Gold prices are largely a function of expected real interest rates. This is the difference between interest rates and inflation. Rising real rates are negative for gold, while declining real rates are gold price positive. As one can see in the charts below the 10 year inflation indexed treasury bond depicts real interest rates. When real rates are rising gold has fallen and when real rates decline, gold prices appreciate. There is an inverse correlation. I believe the upward adjustment in interest rates will be quicker and more substantial than any upward movement in inflation pushing gold prices lower in the near term.

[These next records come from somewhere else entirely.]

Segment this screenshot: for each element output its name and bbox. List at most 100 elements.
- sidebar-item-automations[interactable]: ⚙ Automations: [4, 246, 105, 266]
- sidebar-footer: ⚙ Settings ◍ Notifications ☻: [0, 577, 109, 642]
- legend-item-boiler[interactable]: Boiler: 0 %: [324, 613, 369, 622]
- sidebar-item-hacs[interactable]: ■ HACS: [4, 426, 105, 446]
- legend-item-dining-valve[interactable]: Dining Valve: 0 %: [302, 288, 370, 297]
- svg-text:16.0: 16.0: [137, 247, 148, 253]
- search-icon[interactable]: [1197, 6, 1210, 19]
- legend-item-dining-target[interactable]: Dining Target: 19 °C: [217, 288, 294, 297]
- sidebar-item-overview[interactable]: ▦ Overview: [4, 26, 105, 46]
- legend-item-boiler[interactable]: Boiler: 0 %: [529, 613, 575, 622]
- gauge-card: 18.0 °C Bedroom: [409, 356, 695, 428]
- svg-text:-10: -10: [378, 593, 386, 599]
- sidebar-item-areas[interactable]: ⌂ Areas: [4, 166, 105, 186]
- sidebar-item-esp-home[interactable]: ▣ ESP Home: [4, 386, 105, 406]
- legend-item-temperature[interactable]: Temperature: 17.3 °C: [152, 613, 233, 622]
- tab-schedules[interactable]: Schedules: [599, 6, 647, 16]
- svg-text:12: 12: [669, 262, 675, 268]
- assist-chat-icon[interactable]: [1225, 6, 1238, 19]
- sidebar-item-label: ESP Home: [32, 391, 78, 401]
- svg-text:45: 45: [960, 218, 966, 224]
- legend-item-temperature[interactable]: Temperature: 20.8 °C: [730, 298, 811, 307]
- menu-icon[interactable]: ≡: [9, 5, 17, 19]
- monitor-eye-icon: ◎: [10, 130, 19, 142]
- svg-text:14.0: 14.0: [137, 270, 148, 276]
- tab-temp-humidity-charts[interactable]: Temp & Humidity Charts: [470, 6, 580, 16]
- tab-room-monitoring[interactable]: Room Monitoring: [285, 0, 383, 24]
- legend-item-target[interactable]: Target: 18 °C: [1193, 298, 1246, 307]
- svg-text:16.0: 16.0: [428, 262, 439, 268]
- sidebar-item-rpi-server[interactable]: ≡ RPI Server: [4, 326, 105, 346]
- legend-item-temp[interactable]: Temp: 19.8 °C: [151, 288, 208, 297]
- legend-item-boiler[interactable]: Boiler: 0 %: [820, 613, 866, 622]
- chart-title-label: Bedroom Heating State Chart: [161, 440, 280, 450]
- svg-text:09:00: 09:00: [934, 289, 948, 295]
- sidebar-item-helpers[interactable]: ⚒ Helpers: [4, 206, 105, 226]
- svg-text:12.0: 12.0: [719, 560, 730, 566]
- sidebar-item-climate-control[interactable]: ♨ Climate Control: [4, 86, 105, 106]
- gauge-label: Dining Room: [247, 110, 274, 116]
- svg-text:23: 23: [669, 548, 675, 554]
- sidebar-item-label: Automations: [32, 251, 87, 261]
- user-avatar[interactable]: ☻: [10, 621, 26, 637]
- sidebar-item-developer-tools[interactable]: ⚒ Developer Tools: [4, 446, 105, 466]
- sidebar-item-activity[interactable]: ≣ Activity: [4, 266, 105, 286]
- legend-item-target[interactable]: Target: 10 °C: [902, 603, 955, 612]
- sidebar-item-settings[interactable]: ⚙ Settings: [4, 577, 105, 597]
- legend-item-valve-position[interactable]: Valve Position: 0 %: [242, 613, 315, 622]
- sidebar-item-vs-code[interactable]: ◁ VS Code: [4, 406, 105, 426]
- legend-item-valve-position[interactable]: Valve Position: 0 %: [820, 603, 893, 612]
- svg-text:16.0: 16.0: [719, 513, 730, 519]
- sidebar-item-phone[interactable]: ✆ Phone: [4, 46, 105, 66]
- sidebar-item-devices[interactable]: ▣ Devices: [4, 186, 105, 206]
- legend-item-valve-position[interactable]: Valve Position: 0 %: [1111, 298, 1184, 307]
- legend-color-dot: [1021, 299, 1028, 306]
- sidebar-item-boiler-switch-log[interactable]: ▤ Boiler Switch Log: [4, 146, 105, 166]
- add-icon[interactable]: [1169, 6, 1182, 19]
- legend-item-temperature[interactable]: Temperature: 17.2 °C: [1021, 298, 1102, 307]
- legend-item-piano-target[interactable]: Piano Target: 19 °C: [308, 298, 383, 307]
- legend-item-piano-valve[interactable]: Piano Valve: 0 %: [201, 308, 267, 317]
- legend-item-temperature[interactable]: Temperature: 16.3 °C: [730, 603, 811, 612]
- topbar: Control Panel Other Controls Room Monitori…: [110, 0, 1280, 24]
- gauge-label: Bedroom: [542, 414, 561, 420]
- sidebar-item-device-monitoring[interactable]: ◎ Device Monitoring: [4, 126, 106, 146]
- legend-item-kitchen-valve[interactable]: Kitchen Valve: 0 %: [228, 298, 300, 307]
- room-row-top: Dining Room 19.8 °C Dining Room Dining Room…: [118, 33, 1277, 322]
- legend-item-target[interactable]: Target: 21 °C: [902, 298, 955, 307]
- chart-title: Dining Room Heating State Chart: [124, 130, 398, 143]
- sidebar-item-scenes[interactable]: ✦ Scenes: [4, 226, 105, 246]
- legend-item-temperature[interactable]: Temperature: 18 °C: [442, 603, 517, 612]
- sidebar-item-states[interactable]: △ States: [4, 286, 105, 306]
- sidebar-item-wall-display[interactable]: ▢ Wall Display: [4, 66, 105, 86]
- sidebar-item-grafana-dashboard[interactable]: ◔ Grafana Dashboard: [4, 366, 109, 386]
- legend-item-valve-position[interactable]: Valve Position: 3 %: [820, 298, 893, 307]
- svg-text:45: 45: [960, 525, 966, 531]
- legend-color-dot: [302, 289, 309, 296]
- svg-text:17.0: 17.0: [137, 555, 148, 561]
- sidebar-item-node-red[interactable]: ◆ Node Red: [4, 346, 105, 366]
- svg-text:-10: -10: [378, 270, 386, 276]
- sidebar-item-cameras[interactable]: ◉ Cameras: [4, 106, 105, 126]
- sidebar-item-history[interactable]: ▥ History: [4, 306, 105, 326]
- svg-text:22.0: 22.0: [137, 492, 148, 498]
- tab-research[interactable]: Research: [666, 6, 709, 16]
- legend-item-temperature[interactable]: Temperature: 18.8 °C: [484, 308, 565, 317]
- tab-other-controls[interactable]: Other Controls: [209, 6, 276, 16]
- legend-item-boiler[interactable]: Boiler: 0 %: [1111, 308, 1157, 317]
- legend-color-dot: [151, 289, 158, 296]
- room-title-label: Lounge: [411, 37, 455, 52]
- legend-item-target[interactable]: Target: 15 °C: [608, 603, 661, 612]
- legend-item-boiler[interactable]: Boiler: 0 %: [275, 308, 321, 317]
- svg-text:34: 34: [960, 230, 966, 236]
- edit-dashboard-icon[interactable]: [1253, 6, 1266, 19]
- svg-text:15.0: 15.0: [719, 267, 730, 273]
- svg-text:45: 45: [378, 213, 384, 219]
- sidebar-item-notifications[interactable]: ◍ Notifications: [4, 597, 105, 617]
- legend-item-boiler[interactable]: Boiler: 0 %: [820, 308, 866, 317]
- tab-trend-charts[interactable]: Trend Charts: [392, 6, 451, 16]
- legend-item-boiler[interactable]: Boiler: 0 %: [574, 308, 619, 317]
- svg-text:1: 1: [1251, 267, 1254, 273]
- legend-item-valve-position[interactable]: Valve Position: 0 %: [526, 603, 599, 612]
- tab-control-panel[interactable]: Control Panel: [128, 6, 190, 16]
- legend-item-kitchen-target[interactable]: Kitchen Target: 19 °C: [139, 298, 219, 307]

The driver behind the gold price rally and decline in real rates since the Federal Reserve lifted off the zero lower Federal Fund Rate bound is the idea that the Fed is on hold. During the end of 2015 markets and the FOMC were anticipating three or four rate hikes over the course of 2016. Market turmoil and economic data deterioration caused the Fed to pull back from raising rates. Gold responded appropriately and prices rose on that fact, as treasury yields tumbled. I think it is overdone though. Markets have become excessive and overly dovish pricing out rate hikes through 2017. According to CME Group and the Fed Funds futures market there is only a 43% probability of one rate hike by June 2017 and a 46% probability of a December increase. This would require major deterioration in the U.S. economic data or a recession. I find this unlikely. My baseline scenario is near term moderate improvement in the U.S. economy, which will allow the normalization of monetary policy. I expect one rate hike this year, potentially in September and two or three over the course of 2017.